Paul
Goble
Staunton, November 1 – Two military
innovations at the end of the Russian imperial period – the creation of the Caucasus
Native Cavalry Division and discussions about creating Cossack hosts in the
Middle East -- are attracting attention, possibly because of the ways in which
they may be informing Russian thinking about future possibilities.
Yesterday, a meeting was held in
Moscow to mark the 105th anniversary of the Caucasus Native Cavalry
Division. Consisting of soldiers drawn from Caucasus peoples, it was one of the
most effective fighting forces and one of the least affected by revolutionary
deterioration in 1917 (ingushetia.ru/news/v_moskve_proshel_vecher_posvyashchennyy_105_letiyu_dikoy_divizii/).
What made the Savage Division unique
was that its subordinate units were made up of men of the same nationality,
something that contributed to unit cohesion and effectiveness. (For background,
see vestnikkavkaza.net/articles/society/62369.html).
Not surprisingly, as the share of non-Russians in the Russian army has risen,
some have looked back to this precedent.
The most prominent case involved
Chechnya’s Ramzan Kadyrov who in May 2018 called for the restoration of the
Savage Division (jamestown.org/program/chechnyas-kadyrov-wants-to-revive-tsarist-era-savage-division/).

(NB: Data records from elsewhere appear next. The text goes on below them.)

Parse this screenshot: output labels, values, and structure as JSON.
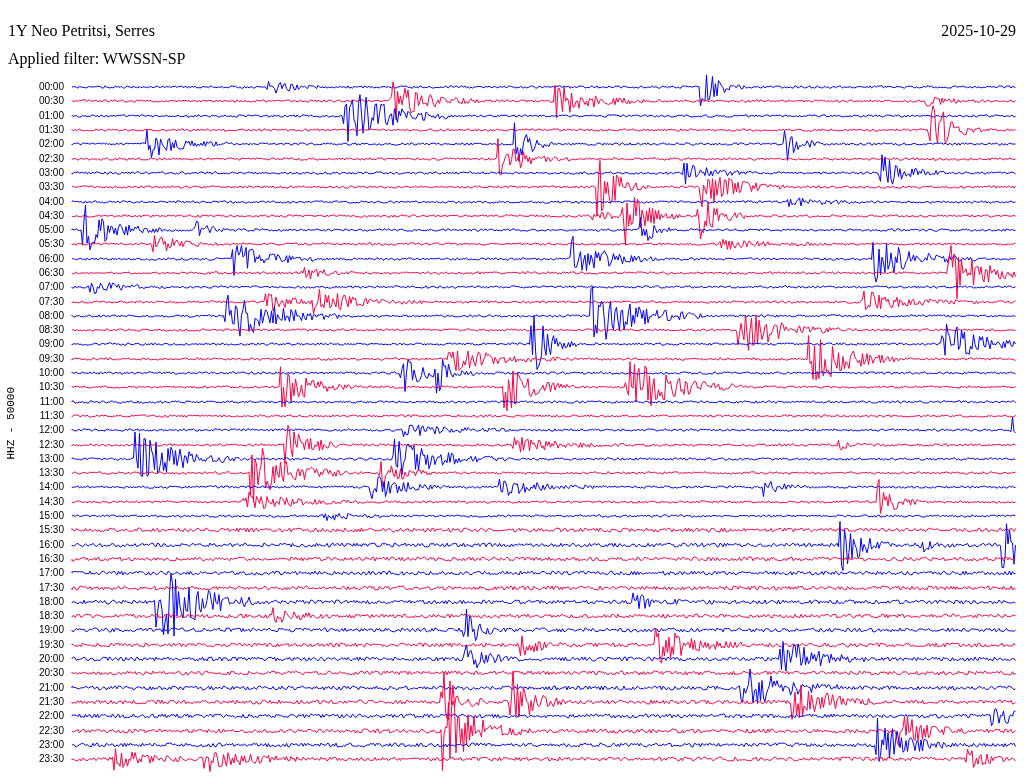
{
  "title": "1Y Neo Petritsi, Serres",
  "date": "2025-10-29",
  "filter": "Applied filter: WWSSN-SP",
  "axis_label": "HHZ - 50000",
  "rows": [
    {
      "time": "00:00",
      "color": "#0000ff"
    },
    {
      "time": "00:30",
      "color": "#ff0040"
    },
    {
      "time": "01:00",
      "color": "#0000ff"
    },
    {
      "time": "01:30",
      "color": "#ff0040"
    },
    {
      "time": "02:00",
      "color": "#0000ff"
    },
    {
      "time": "02:30",
      "color": "#ff0040"
    },
    {
      "time": "03:00",
      "color": "#0000ff"
    },
    {
      "time": "03:30",
      "color": "#ff0040"
    },
    {
      "time": "04:00",
      "color": "#0000ff"
    },
    {
      "time": "04:30",
      "color": "#ff0040"
    },
    {
      "time": "05:00",
      "color": "#0000ff"
    },
    {
      "time": "05:30",
      "color": "#ff0040"
    },
    {
      "time": "06:00",
      "color": "#0000ff"
    },
    {
      "time": "06:30",
      "color": "#ff0040"
    },
    {
      "time": "07:00",
      "color": "#0000ff"
    },
    {
      "time": "07:30",
      "color": "#ff0040"
    },
    {
      "time": "08:00",
      "color": "#0000ff"
    },
    {
      "time": "08:30",
      "color": "#ff0040"
    },
    {
      "time": "09:00",
      "color": "#0000ff"
    },
    {
      "time": "09:30",
      "color": "#ff0040"
    },
    {
      "time": "10:00",
      "color": "#0000ff"
    },
    {
      "time": "10:30",
      "color": "#ff0040"
    },
    {
      "time": "11:00",
      "color": "#0000ff"
    },
    {
      "time": "11:30",
      "color": "#ff0040"
    },
    {
      "time": "12:00",
      "color": "#0000ff"
    },
    {
      "time": "12:30",
      "color": "#ff0040"
    },
    {
      "time": "13:00",
      "color": "#0000ff"
    },
    {
      "time": "13:30",
      "color": "#ff0040"
    },
    {
      "time": "14:00",
      "color": "#0000ff"
    },
    {
      "time": "14:30",
      "color": "#ff0040"
    },
    {
      "time": "15:00",
      "color": "#0000ff"
    },
    {
      "time": "15:30",
      "color": "#ff0040"
    },
    {
      "time": "16:00",
      "color": "#0000ff"
    },
    {
      "time": "16:30",
      "color": "#ff0040"
    },
    {
      "time": "17:00",
      "color": "#0000ff"
    },
    {
      "time": "17:30",
      "color": "#ff0040"
    },
    {
      "time": "18:00",
      "color": "#0000ff"
    },
    {
      "time": "18:30",
      "color": "#ff0040"
    },
    {
      "time": "19:00",
      "color": "#0000ff"
    },
    {
      "time": "19:30",
      "color": "#ff0040"
    },
    {
      "time": "20:00",
      "color": "#0000ff"
    },
    {
      "time": "20:30",
      "color": "#ff0040"
    },
    {
      "time": "21:00",
      "color": "#0000ff"
    },
    {
      "time": "21:30",
      "color": "#ff0040"
    },
    {
      "time": "22:00",
      "color": "#0000ff"
    },
    {
      "time": "22:30",
      "color": "#ff0040"
    },
    {
      "time": "23:00",
      "color": "#0000ff"
    },
    {
      "time": "23:30",
      "color": "#ff0040"
    }
  ]
}
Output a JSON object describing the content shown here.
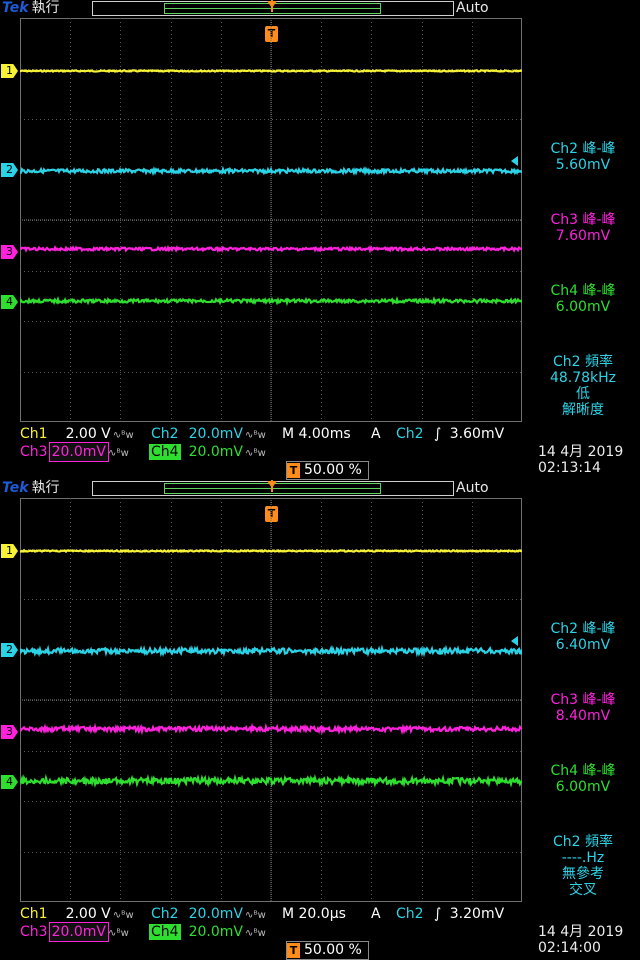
{
  "colors": {
    "ch1": "#f7f236",
    "ch2": "#2bd3e6",
    "ch3": "#ff22dd",
    "ch4": "#2fdf2f",
    "trigger": "#ff8c1a"
  },
  "screens": [
    {
      "brand": "Tek",
      "mode": "執行",
      "trigger_state": "Auto",
      "trigger_mark": "T",
      "channel_markers": [
        "1",
        "2",
        "3",
        "4"
      ],
      "measurements": [
        {
          "l1": "Ch2 峰-峰",
          "l2": "5.60mV"
        },
        {
          "l1": "Ch3 峰-峰",
          "l2": "7.60mV"
        },
        {
          "l1": "Ch4 峰-峰",
          "l2": "6.00mV"
        },
        {
          "l1": "Ch2 頻率",
          "l2": "48.78kHz",
          "l3": "低",
          "l4": "解晰度"
        }
      ],
      "ch1": {
        "label": "Ch1",
        "scale": "2.00 V"
      },
      "ch2": {
        "label": "Ch2",
        "scale": "20.0mV"
      },
      "ch3": {
        "label": "Ch3",
        "scale": "20.0mV"
      },
      "ch4": {
        "label": "Ch4",
        "scale": "20.0mV"
      },
      "bw_icon": "∿ᴮw",
      "timebase": "M 4.00ms",
      "acq": "A",
      "trig_source": "Ch2",
      "trig_slope": "∫",
      "trig_level": "3.60mV",
      "trig_position": "50.00 %",
      "date": "14 4月  2019",
      "time": "02:13:14"
    },
    {
      "brand": "Tek",
      "mode": "執行",
      "trigger_state": "Auto",
      "trigger_mark": "T",
      "channel_markers": [
        "1",
        "2",
        "3",
        "4"
      ],
      "measurements": [
        {
          "l1": "Ch2 峰-峰",
          "l2": "6.40mV"
        },
        {
          "l1": "Ch3 峰-峰",
          "l2": "8.40mV"
        },
        {
          "l1": "Ch4 峰-峰",
          "l2": "6.00mV"
        },
        {
          "l1": "Ch2 頻率",
          "l2": "----.Hz",
          "l3": "無參考",
          "l4": "交叉"
        }
      ],
      "ch1": {
        "label": "Ch1",
        "scale": "2.00 V"
      },
      "ch2": {
        "label": "Ch2",
        "scale": "20.0mV"
      },
      "ch3": {
        "label": "Ch3",
        "scale": "20.0mV"
      },
      "ch4": {
        "label": "Ch4",
        "scale": "20.0mV"
      },
      "bw_icon": "∿ᴮw",
      "timebase": "M 20.0µs",
      "acq": "A",
      "trig_source": "Ch2",
      "trig_slope": "∫",
      "trig_level": "3.20mV",
      "trig_position": "50.00 %",
      "date": "14 4月  2019",
      "time": "02:14:00"
    }
  ]
}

What makes this week’s meeting intriguing is that it attracted not only
Chechens and officials but representatives of other Caucasus nations as well.
Further, in the course of the
meeting, Zurab Tsereteli, president of the Russian Academy of Sciences and
someone with close ties to the current regime in Moscow, called for the creation
of a special order for those who promote knowledge about and thus the survival of
traditions from the Caucasus, an indication that more than just those assembled
are thinking about this.
The second development involves suggestions
by some Armenian historians that the Russian Empire was planning to establish
Cossack units in portions of the Ottoman Empire that Russian forces had
occupied during World War I and to that end was prepared to provoke conflicts
among the Turks, Armenians and Kurds living there to clear space for them.
They cite an April 1915 order by
Count Vorontsov-Dashkov, commander of Russia’s Caucasus Army to the effect that
Russian forces must clear areas that might eventually become part of the
Russian Empire of their inhabitants and bring in Cossacks from the Kuban and
Don to hold them (karabai96.livejournal.com/155624.html).
According to a contemporaneous
Armenian historian, Arakel Babkhanyan (1860-1932), this new force would be
created “in the basin of the Eastern Euphrates and be called the Euphrates
Cossacks.” Given that the Russian state
had often used Cossacks as its avantgarde in expanding its territory, the idea
seems fully plausible although nothing came of it.
Remarkably, there are precedents for
this: In 1888, a group of Cossacks formed a short-lived colony in Africa. It named
its settlement in what is now Djibouti “New Moscow,” but after French
objections, the Russian government disowned it and the Cossack colony lasted
less than a month (rferl.org/a/africa-sagallo-russian-colony/26934711.html).
And in 1896, a Russian Cossack
officer organized Ethiopian forces, using other Cossacks to train them to fight
the Italians who were seeking to occupy that country. (On this little-known episode,
see A. K. Bulatovich, Ethiopia Through Russian
Eyes: Country in Transition, 1896-1898 (Trenton, 2000).
Both these long-ago developments and
the possibility that Moscow might draw on them again have provoked online
discussions about the possibility that Cossacks “could carve out independent
states outside the Russian empire” (alternatehistory.com/forum/threads/could-cossacks-carve-out-independant-states-outside-the-russian-empire.448110/).